Re: [PATCH 2/2] mm: set PG_dma_pinned on get_user_pages*()

From: John Hubbard
Date: Sun Jun 17 2018 - 16:28:48 EST


On 06/17/2018 01:10 PM, Dan Williams wrote:
> On Sun, Jun 17, 2018 at 1:04 PM, Jason Gunthorpe <jgg@xxxxxxxx> wrote:
>> On Sun, Jun 17, 2018 at 12:53:04PM -0700, Dan Williams wrote:
>>>> diff --git a/mm/rmap.c b/mm/rmap.c
>>>> index 6db729dc4c50..37576f0a4645 100644
>>>> +++ b/mm/rmap.c
>>>> @@ -1360,6 +1360,8 @@ static bool try_to_unmap_one(struct page *page, struct vm_area_struct *vma,
>>>> flags & TTU_SPLIT_FREEZE, page);
>>>> }
>>>>
>>>> + if (PageDmaPinned(page))
>>>> + return false;
>>>> /*
>>>> * We have to assume the worse case ie pmd for invalidation. Note that
>>>> * the page can not be free in this function as call of try_to_unmap()
>>>
>>> We have a similiar problem with DAX and the conclusion we came to is
>>> that it is not acceptable for userspace to arbitrarily block kernel
>>> actions. The conclusion there was: 'wait' if the DMA is transient, and
>>> 'revoke' if the DMA is long lived, or otherwise 'block' long-lived DMA
>>> if a revocation mechanism is not available.
>>
>> This might be the right answer for certain things, but it shouldn't be
>> the immediate reaction to everthing. There are many user APIs that
>> block kernel actions and hold kernel resources.
>>
>> IMHO, there should be an identifiable objection, eg is blocking going
>> to create a DOS, dead-lock, insecurity, etc?
>
> I believe kernel behavior regression is a primary concern as now
> fallocate() and truncate() can randomly fail where they didn't before.
>

Yes. However, my thinking was: get_user_pages() can become a way to indicate that
these pages are going to be treated specially. In particular, the caller
does not really want or need to support certain file operations, while the
page is flagged this way.

If necessary, we could add a new API call.

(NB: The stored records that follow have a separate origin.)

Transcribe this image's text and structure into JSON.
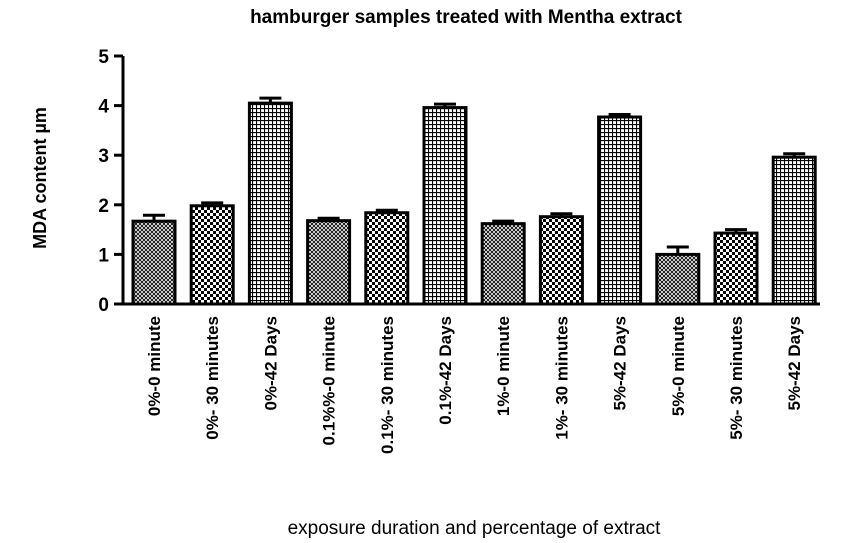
{
  "chart_data": {
    "type": "bar",
    "title": "hamburger samples treated with Mentha extract",
    "xlabel": "exposure duration and percentage of extract",
    "ylabel": "MDA content µm",
    "ylim": [
      0,
      5
    ],
    "yticks": [
      "0",
      "1",
      "2",
      "3",
      "4",
      "5"
    ],
    "grid": false,
    "categories": [
      "0%-0 minute",
      "0%- 30 minutes",
      "0%-42 Days",
      "0.1%%-0 minute",
      "0.1%- 30 minutes",
      "0.1%-42 Days",
      "1%-0 minute",
      "1%- 30 minutes",
      "5%-42 Days",
      "5%-0 minute",
      "5%- 30 minutes",
      "5%-42 Days"
    ],
    "values": [
      1.67,
      1.98,
      4.05,
      1.68,
      1.84,
      3.96,
      1.62,
      1.76,
      3.77,
      1.0,
      1.43,
      2.96
    ],
    "errors": [
      0.12,
      0.06,
      0.1,
      0.05,
      0.05,
      0.07,
      0.05,
      0.06,
      0.05,
      0.15,
      0.07,
      0.07
    ],
    "patterns": [
      "cross",
      "check",
      "grid",
      "cross",
      "check",
      "grid",
      "cross",
      "check",
      "grid",
      "cross",
      "check",
      "grid"
    ]
  }
}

But either way, I think we could
reasonably document that "if you pin these pages (either via get_user_pages,
or some new, similar-looking API call), you can DMA to/from them, and safely
mark them as dirty when you're done, and the right things will happen.
And in the interim, you can expect that the follow file system API calls
will not behave predictably: fallocate, truncate, ..."

Maybe in the near future, we can remove that last qualification, if we
find a more comprehensive design for this (as opposed to this cheap fix
I'm proposing here).